In the present study, we discovered that exogenous arachidonic acid is capable of enhancing LTC₄ synthesis by ~8-fold even in the presence of the JAK3 inhibitor WHI-P97. This finding indicates that LTC₄ synthesis from exogenous arachidonic acid is less dependent on 5-LO translocation than the LTC₄ synthesis from endogenous arachidonic acid. This finding is also consistent with previously published data showing that high concentrations of exogenous arachidonic acid can bypass the need for 5-LO translocation and for the arachidonic acid-presenting protein FLAP at the nuclear membrane to present endogenous arachidonic acid to 5-LO (Abramovitz et al., 1993; Coffey et al., 1994).

The novel dimethoxyquinazoline compound WHI-P97 is a rationally designed inhibitor of JAK3 (Sudbeck et al., 1999). WHI-P97 was very well tolerated in mice, and mast cell inhibitory "therapeutic" concentrations of WHI-P97 could be achieved at nontoxic dose levels.
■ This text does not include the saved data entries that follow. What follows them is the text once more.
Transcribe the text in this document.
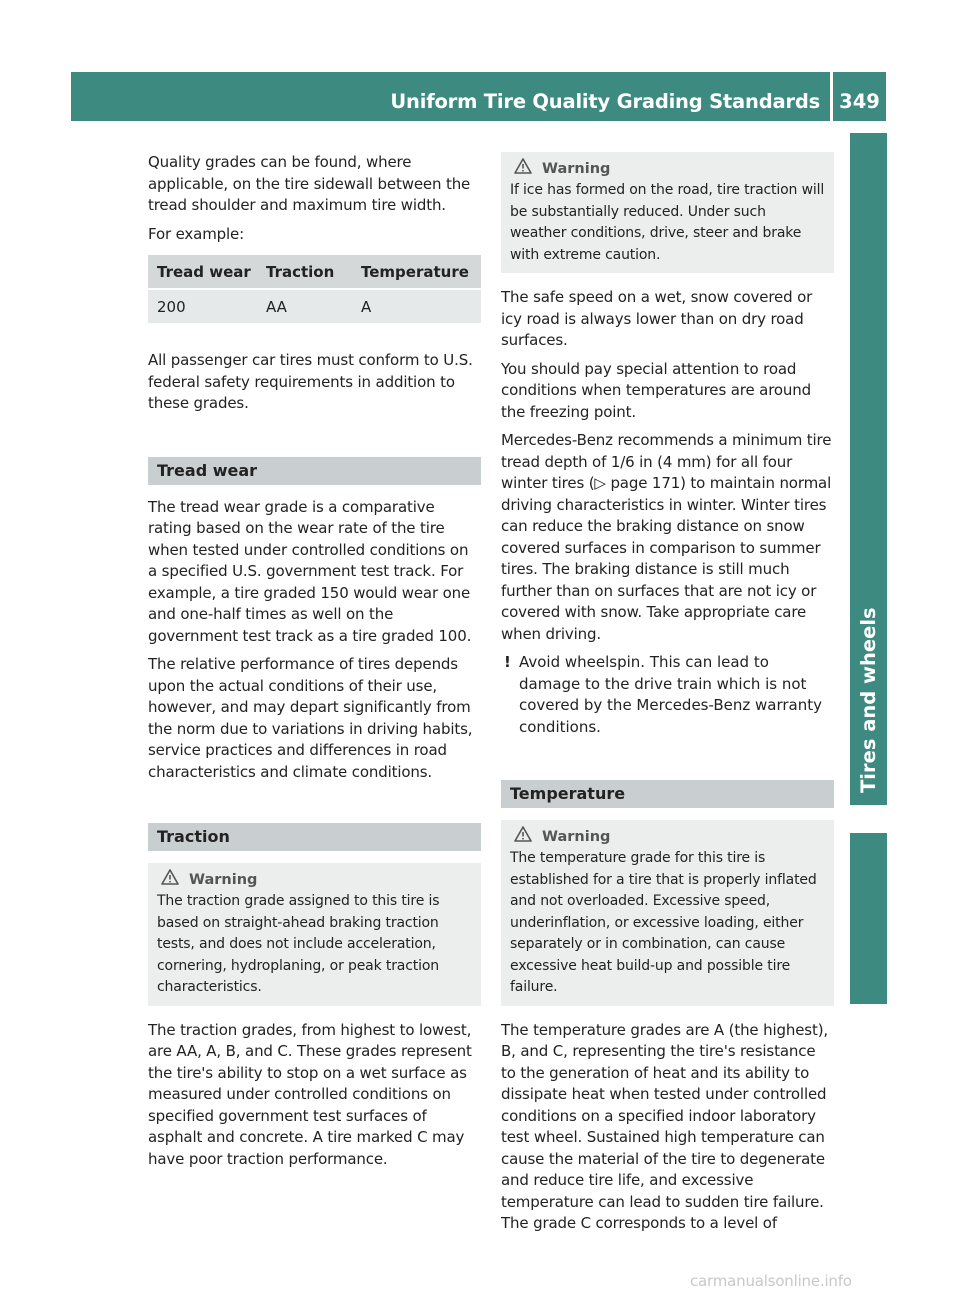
Uniform Tire Quality Grading Standards 349
Tires and wheels

Quality grades can be found, where applicable, on the tire sidewall between the tread shoulder and maximum tire width.

For example:

Tread wear	Traction	Temperature
200	AA	A

All passenger car tires must conform to U.S. federal safety requirements in addition to these grades.

Tread wear

The tread wear grade is a comparative rating based on the wear rate of the tire when tested under controlled conditions on a specified U.S. government test track. For example, a tire graded 150 would wear one and one-half times as well on the government test track as a tire graded 100.

The relative performance of tires depends upon the actual conditions of their use, however, and may depart significantly from the norm due to variations in driving habits, service practices and differences in road characteristics and climate conditions.

Traction
Warning

The traction grade assigned to this tire is based on straight-ahead braking traction tests, and does not include acceleration, cornering, hydroplaning, or peak traction characteristics.

The traction grades, from highest to lowest, are AA, A, B, and C. These grades represent the tire's ability to stop on a wet surface as measured under controlled conditions on specified government test surfaces of asphalt and concrete. A tire marked C may have poor traction performance.

Warning

If ice has formed on the road, tire traction will be substantially reduced. Under such weather conditions, drive, steer and brake with extreme caution.

The safe speed on a wet, snow covered or icy road is always lower than on dry road surfaces.

You should pay special attention to road conditions when temperatures are around the freezing point.

Mercedes-Benz recommends a minimum tire tread depth of 1/6 in (4 mm) for all four winter tires (▷ page 171) to maintain normal driving characteristics in winter. Winter tires can reduce the braking distance on snow covered surfaces in comparison to summer tires. The braking distance is still much further than on surfaces that are not icy or covered with snow. Take appropriate care when driving.

! Avoid wheelspin. This can lead to damage to the drive train which is not covered by the Mercedes-Benz warranty conditions.
Temperature
Warning

The temperature grade for this tire is established for a tire that is properly inflated and not overloaded. Excessive speed, underinflation, or excessive loading, either separately or in combination, can cause excessive heat build-up and possible tire failure.

The temperature grades are A (the highest), B, and C, representing the tire's resistance to the generation of heat and its ability to dissipate heat when tested under controlled conditions on a specified indoor laboratory test wheel. Sustained high temperature can cause the material of the tire to degenerate and reduce tire life, and excessive temperature can lead to sudden tire failure. The grade C corresponds to a level of

carmanualsonline.info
Treatment of OVA-sensitized mice with WHI-P97 prevented the development of airway hyper-responsiveness in a dose-dependent fashion. Furthermore, WHI-P97 treatment also resulted in decreased eosinophil recruitment to the airway lumen after the OVA challenge, which was in accordance with our finding that there is poor eosinophil recruitment to the airway lumen of OVA-challenged JAK3-knockout mice. The promising biological activity of WHI-P97 in this mouse model of allergic asthma indicates that further development of WHI-P97 may provide the basis for new and effective treatment as well as prevention programs for allergic asthma in clinical settings. The biological activity of WHI-P97 in the mouse model of allergic asthma could be explained by the ability of this potent JAK3 inhibitor to block leukotriene synthesis alone, but it is conceivable that inhibition of other JAK3-dependent mast cell responses (Malaviya and Uckun, 1999; Malaviya et al., 1999) contribute to its anti-asthmatic activity as well.